Beweise Deine Kreativität und Findigkeit dadurch, dass Du die wichtigen Ereignisse, Erfolge und Leistungen in Deinem Leben zusammenstellst. Und zwar so, dass sie Dein höchstpersönliches Profil ergeben. Gesichtslose Bewerber übernehmen eine Lebenslauf-Vorlage. Du dagegen schaffst eine brauchbare und unverwechselbare Leistungsübersicht!
Folge dem Flow
Sammle kurze Statements von Lehrern, Trainern, Gruppenleitern … und von Menschen, für die oder mit denen Du gearbeitet hast. Die Themen dieser Kurzbewertungen können sein: Deine Motivation, Deine Ausdauer, Deine Freude am Lernen, Dein Ehrgeiz, Deine Stärken … untermauere diese Urteile mit ausgewählten Foto-Shots von Dir: Im Team, im Einsatz, bei der Arbeit, im Wettkampf. Der Mix aus Empfehlungen und Bildbeispielen summiert sich zu einem erstklassigen und ungewöhnlichen Referenzschreiben! Falls Du eine Ausbildung in einem kreativen Beruf (als Designer, Gärtner, Friseur, Bauzeichner …) anstrebst, runde Deine Bewerbung möglichst mit Fotos Deiner ersten Arbeitsproben ab.

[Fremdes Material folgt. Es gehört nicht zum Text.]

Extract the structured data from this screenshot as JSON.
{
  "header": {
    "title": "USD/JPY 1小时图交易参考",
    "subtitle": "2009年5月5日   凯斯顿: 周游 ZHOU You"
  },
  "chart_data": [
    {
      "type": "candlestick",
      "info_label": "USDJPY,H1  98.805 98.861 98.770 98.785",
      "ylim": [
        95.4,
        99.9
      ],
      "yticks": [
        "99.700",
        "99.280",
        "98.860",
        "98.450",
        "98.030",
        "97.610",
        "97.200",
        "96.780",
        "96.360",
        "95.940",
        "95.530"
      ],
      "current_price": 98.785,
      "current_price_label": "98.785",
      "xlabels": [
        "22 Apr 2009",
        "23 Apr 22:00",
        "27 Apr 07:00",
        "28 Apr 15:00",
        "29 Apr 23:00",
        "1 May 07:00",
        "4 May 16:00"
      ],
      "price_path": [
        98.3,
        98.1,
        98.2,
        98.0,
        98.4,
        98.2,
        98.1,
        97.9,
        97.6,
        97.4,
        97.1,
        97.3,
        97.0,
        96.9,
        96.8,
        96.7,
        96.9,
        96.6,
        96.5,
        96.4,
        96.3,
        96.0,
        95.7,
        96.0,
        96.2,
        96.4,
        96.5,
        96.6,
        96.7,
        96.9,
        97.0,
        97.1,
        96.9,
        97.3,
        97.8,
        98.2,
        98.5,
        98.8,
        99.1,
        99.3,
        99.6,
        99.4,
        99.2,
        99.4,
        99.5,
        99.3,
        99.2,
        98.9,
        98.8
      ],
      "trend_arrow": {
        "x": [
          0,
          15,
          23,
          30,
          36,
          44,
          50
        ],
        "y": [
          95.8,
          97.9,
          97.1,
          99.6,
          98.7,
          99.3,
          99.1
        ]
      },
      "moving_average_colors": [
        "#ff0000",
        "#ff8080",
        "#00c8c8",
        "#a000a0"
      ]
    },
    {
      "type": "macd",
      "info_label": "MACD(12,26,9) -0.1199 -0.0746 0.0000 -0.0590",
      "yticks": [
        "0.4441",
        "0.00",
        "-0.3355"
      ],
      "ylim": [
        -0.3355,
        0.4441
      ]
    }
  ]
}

Dein Datenblatt – der Lebenslauf – lässt den Empfänger in Sekundenschnelle abschätzen, ob Dein Wissen und Können, Dein Leistungsvermögen, Deine Ausbildungsreife passen. Das Referenzblatt beweist, dass vertrauenswürdige Dritte Dein Engagement, Deine Anstrengungen und Dein angenehmes Wesen schätzen.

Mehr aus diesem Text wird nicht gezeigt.